Le Buet, versant Aiguilles Rouges

Pentes orientales du plus haut sommet de la crête de rive gauche du Haut Giffre

Vue d'ensemble du Haut Giffre, d'avion, depuis l'aplomb de Megève.

La montagne du Buet revêt, surtout vu de l'est depuis le massif des Aiguilles Rouges, l'aspect d'une grosse coupole, ce qui l'avait fait désigner du nom de "Mont Blanc des Dames". Ceci est dû au fait que, à l'exclusion de son soubassement oriental formé par les terrains cristallins du massif des Aiguilles Rouges, il est exclusivement constitué d'alternances de calcaires argileux et de schistes d'âge jurassique moyen.

image sensible au survol et au clic

Le Buet (versant sud) et le haut vallon de la Diosaz
vus du sud-ouest, depuis la Tête de Moëde.
s.pa = surface de la pénéplaine anté-triasique ; ØCh = chevauchement des Chaux ; ØA = chevauchement d'Anterne (?) ; ØS = surface de chevauchement de la couverture subalpine ; s.C = synclinal de Commune ; a.B = anticlinal du Buet : ces deux plis ont des axes N70 c'est-à-dire obliques au regard, s'éloignant plutôt de la gauche vers la droite) ; tous ont leur plan axial basculé vers la gauche, de la même façon que la surface de la pénéplaine anté-triasique.
"M" = marbres du Jurassique supérieur ; "tgr" =grès basaux du Trias.

Les terrains sédimentaires du Buet garnissent le versant occidental du massif cristallin des Aiguilles Rouges en montrant une belle accordance de pendage de ses strates par rapport à la surface de la pénéplaine anté-triasique. Comme plus au nord (voir la page "Emosson") ou plus au sud (voir la page "Villy") ces couches montrent dans l'ensemble une polarité à l'endroit, notamment à leur partie basse, qui repose sur le Trias collé au socle.
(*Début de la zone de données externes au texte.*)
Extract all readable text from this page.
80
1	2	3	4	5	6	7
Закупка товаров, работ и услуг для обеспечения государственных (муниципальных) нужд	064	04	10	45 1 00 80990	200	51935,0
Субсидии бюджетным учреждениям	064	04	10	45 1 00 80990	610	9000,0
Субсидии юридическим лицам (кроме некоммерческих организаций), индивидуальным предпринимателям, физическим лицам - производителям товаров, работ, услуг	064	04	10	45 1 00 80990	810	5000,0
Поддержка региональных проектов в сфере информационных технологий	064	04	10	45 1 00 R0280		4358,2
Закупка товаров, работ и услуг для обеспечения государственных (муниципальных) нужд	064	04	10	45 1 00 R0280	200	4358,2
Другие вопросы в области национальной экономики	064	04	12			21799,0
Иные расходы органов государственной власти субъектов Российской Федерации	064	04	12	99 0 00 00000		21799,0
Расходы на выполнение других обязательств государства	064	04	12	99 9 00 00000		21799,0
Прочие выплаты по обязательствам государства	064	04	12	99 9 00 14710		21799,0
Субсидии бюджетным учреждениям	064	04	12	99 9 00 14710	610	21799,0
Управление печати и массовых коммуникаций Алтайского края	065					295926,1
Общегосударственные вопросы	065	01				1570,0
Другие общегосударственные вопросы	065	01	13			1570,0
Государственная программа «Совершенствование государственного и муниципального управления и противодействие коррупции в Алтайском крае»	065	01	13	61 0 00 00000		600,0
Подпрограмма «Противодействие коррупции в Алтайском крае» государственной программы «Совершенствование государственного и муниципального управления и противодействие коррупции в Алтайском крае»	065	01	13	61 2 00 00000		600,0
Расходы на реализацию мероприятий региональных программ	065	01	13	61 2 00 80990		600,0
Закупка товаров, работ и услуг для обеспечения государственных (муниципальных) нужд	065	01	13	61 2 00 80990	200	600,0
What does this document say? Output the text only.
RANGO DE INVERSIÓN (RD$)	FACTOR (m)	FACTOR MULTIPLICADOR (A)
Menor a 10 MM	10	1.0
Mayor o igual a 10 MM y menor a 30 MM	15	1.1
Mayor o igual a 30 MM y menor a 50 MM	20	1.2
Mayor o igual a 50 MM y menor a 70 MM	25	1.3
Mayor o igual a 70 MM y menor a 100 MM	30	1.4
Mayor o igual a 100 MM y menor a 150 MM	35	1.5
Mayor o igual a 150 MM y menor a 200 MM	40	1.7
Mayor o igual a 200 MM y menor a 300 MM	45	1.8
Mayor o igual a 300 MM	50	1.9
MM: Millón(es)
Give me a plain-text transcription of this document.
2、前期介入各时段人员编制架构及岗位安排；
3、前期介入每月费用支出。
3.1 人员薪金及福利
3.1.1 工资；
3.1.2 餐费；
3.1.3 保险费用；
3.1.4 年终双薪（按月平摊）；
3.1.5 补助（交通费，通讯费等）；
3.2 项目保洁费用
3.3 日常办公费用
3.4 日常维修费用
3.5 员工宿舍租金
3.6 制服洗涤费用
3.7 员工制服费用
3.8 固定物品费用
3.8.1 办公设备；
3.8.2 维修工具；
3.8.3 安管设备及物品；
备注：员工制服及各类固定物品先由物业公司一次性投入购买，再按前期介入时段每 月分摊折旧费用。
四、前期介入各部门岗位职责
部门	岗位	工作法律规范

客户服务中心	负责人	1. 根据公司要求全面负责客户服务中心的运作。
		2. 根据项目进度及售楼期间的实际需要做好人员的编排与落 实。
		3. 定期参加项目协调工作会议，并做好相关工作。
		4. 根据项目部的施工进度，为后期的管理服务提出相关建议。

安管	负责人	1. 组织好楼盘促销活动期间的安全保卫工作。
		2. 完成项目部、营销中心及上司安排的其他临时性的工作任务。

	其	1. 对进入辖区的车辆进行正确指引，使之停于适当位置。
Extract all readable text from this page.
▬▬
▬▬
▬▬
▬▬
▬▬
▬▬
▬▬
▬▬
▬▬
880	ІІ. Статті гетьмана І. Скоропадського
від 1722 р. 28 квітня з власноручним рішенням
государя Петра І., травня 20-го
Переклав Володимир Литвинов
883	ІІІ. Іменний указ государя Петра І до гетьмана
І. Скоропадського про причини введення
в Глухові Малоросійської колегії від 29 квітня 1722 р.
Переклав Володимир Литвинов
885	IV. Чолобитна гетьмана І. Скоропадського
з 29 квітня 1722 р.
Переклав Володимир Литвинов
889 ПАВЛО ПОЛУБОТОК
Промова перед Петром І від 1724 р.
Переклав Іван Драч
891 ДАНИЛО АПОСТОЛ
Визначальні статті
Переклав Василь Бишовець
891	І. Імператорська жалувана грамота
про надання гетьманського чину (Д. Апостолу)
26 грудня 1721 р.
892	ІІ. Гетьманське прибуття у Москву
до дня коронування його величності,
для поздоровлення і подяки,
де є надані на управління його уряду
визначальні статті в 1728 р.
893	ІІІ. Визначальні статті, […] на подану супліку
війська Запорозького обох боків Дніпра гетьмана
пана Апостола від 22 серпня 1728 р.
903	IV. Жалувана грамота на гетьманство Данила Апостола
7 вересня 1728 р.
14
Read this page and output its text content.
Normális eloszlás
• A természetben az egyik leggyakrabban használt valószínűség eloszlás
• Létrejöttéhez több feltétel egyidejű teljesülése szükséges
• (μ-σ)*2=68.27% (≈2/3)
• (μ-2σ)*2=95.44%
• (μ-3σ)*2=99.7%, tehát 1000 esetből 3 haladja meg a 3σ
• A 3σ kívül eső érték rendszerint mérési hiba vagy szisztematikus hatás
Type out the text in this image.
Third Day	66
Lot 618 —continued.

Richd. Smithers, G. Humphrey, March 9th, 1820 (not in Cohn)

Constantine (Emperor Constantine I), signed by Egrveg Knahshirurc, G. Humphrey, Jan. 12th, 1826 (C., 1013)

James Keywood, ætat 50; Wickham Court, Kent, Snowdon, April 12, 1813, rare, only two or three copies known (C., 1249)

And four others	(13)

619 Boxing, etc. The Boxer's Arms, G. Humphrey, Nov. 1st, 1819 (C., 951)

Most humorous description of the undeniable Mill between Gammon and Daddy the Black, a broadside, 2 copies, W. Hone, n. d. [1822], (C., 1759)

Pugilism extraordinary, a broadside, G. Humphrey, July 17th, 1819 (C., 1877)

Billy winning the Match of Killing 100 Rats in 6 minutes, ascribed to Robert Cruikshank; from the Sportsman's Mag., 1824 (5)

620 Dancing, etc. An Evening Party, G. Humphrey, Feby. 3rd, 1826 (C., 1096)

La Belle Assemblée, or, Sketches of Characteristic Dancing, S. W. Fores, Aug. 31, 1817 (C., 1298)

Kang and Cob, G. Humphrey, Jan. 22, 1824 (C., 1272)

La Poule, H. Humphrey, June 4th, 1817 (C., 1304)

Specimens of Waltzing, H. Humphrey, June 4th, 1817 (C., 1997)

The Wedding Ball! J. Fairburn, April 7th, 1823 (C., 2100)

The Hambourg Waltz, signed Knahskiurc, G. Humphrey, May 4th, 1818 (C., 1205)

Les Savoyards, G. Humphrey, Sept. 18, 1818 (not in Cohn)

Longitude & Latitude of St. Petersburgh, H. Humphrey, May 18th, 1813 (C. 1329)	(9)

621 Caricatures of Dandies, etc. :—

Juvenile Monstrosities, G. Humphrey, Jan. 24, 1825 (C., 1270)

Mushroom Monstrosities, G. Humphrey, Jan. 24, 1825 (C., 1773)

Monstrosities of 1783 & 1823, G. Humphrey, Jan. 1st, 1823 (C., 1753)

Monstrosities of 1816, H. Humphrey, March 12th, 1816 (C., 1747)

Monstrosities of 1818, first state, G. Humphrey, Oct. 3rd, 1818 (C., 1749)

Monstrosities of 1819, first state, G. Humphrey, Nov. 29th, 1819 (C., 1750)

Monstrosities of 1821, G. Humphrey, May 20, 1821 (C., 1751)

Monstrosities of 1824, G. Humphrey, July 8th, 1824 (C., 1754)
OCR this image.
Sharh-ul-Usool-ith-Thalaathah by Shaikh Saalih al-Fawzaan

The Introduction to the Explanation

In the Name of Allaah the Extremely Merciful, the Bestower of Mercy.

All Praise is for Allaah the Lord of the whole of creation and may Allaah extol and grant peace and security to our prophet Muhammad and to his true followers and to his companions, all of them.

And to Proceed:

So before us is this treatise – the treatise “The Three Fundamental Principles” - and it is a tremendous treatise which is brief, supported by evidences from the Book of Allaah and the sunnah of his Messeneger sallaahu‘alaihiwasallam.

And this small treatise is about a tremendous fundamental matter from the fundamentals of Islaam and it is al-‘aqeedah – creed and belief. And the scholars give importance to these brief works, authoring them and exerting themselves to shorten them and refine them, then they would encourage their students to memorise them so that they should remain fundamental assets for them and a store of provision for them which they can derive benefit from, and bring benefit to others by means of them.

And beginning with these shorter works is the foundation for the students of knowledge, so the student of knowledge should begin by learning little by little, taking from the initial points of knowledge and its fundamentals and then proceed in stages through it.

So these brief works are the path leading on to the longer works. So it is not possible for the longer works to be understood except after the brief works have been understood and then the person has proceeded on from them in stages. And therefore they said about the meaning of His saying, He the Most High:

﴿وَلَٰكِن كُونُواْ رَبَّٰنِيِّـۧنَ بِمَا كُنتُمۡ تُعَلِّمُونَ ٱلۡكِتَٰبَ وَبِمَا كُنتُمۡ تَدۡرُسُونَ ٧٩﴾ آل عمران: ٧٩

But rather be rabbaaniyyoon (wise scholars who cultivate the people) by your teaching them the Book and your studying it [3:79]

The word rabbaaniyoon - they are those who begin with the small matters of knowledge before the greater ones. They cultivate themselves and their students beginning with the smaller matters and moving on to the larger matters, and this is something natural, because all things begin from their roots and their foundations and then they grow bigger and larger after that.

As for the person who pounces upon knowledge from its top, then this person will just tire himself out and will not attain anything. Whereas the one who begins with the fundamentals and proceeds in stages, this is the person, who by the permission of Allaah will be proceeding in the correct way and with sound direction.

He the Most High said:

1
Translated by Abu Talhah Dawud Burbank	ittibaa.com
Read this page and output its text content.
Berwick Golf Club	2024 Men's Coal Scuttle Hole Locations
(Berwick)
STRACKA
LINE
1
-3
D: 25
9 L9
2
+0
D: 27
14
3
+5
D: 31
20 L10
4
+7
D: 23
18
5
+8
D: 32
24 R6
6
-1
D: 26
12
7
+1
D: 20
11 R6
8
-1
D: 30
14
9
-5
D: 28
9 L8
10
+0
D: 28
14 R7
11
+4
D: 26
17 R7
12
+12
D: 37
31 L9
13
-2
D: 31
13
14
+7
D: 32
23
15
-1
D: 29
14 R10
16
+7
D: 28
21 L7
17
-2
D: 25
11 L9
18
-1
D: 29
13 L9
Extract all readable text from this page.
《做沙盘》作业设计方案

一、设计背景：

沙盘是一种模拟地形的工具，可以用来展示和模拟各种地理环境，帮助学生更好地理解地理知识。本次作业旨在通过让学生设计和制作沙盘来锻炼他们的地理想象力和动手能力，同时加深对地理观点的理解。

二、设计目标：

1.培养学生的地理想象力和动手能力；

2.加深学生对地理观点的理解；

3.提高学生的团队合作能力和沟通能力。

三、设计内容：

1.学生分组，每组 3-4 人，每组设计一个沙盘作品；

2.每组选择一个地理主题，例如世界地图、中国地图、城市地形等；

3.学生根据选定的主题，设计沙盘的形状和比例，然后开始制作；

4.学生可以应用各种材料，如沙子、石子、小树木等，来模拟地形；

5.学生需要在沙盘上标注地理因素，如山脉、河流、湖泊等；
Ceci porterait à considérer qu'elles reposent de façon normale, stratigraphique, sur le socle cristallin. Toutefois les couches triasiques de la couverture sédimentaire des Aiguilles Rouges supportent presque en continu un niveau pluri-décamétrique de terrains calcaires qui a été daté, notamment en Suisse à Vieil Emosson, du Jurassique supérieur. La succession du Buet repose donc sur cette couverture autochtone véritable, qui est très réduite, par un contact tectonique que l'on peut appeler surface de charriage de la couverture subalpine plutôt que "chevauchement de la nappe de Morcles" comme on l'a souvent fait (voir la page "nappe de Morcles").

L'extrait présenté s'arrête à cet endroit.